CHOOSE THE RIGHT WOOD WHEN SMOKING MEAT, YOU WILL ENJOY MORE
Home smokehouse and home smoking are centuries-old ways to preserve meat. Earlier, at a time when neither the refrigerator nor the freezer boxes were available, meat was stored in this way in the chateau kitchen, in the courtyard and by the cottager.
Over time, the smoking of meat has become more of a tradition, which is maintained especially in the countryside. If someone has a farm, they will melt their smokehouse during the slaughterhouse.
Anyone who knows how to smoke, knows what wood to use. Stocking up with well dried wood is crucial.
THE MOST POPULAR TYPES OF WOOD FOR MEAT SMOKING
Mostly it is a hard wood, which has a good calorific value, lasts longer to burn and its smoke gives the meat a proper smell.
Beech – has a high calorific value and gives a characteristic taste of smoking
Oak – the same quality and sought-after wood as beech, wood that is sufficiently dry, without bark – otherwise the meat will sour and bitter.
When smoking, soft wood is used more as a “coloring” of the taste of meat, it is drowned in the last phase of smoking.

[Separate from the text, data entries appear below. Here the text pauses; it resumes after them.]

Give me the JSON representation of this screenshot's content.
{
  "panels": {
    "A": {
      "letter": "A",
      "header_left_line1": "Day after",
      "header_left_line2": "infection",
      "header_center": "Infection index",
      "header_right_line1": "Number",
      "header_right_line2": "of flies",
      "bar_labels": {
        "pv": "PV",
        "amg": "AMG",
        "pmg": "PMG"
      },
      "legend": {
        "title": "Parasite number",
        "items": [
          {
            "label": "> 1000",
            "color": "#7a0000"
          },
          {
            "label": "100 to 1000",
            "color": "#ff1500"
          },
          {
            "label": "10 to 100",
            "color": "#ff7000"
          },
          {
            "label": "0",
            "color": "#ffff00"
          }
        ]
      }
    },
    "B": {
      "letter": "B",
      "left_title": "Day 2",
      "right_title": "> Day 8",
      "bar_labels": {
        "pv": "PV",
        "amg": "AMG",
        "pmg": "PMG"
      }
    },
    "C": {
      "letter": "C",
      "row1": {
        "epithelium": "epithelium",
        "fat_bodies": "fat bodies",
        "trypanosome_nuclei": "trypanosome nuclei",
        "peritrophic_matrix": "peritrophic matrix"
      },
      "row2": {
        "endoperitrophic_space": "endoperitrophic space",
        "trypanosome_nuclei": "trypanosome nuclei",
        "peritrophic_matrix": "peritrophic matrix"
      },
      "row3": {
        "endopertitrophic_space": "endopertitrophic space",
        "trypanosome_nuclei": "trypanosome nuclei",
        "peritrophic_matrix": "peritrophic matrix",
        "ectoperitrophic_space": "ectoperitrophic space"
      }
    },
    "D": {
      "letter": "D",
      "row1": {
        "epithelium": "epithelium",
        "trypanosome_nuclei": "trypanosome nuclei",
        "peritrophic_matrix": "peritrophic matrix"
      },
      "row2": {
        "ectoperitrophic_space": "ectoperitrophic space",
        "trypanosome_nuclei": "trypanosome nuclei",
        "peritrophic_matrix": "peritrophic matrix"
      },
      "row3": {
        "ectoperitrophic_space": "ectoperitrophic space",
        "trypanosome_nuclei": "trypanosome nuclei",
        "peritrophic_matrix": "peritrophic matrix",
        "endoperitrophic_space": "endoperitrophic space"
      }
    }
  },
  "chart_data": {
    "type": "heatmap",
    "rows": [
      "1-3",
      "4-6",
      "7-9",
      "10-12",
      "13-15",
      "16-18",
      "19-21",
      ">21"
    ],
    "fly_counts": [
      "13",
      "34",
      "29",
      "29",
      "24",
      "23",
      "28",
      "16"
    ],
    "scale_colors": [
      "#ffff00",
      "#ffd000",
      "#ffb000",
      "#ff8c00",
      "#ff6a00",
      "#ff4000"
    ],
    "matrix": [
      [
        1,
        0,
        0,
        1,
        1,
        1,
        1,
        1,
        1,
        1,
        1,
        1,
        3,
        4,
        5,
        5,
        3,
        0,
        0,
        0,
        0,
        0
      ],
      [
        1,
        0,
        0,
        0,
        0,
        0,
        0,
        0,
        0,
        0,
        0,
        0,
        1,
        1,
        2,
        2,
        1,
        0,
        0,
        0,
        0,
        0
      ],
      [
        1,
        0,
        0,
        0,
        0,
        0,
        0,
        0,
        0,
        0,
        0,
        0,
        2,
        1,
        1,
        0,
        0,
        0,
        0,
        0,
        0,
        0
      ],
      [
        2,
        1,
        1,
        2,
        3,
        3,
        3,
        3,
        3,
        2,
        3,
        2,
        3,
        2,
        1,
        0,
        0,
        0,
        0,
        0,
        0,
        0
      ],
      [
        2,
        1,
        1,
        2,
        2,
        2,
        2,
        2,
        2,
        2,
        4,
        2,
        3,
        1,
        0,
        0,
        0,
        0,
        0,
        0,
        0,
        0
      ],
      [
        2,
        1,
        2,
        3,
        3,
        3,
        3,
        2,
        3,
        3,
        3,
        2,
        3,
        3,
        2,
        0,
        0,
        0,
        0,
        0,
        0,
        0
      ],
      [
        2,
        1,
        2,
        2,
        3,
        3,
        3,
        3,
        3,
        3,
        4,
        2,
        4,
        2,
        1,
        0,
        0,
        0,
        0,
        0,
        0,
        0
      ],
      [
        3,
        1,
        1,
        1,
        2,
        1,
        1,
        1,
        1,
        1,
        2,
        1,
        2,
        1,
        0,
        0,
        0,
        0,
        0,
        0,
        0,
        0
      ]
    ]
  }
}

Birch – it is not a classic wood for smoking, but it can soften the meat, at the end it adds an interesting taste, and a nice dark crust
Alder – has similar properties as birch, adds aroma and tenderness, the meat acquires a brown to golden brown color
Fruit wood suitable for various types of meat
- beef – oak, walnut and apple tree
- pork – apple tree, white walnut, pear, alder, maple and oak
- poultry – maple, alder, pear, apple tree
- fish – alder and oak
- cheeses and vegetables – try maple
- game – pear, alder or walnut
- homemade pork ham – the best is the apple tree
CONCLUSION
- use only well-dried wood without bark
- start with hardwood first, ideally oak or beech
- add wood from fruit trees to the end of smoking / does not catch too sweet taste
You can buy dried and high-quality wood for smoking and grilling from professionals in the czech e-shop called Uděláme zahradu.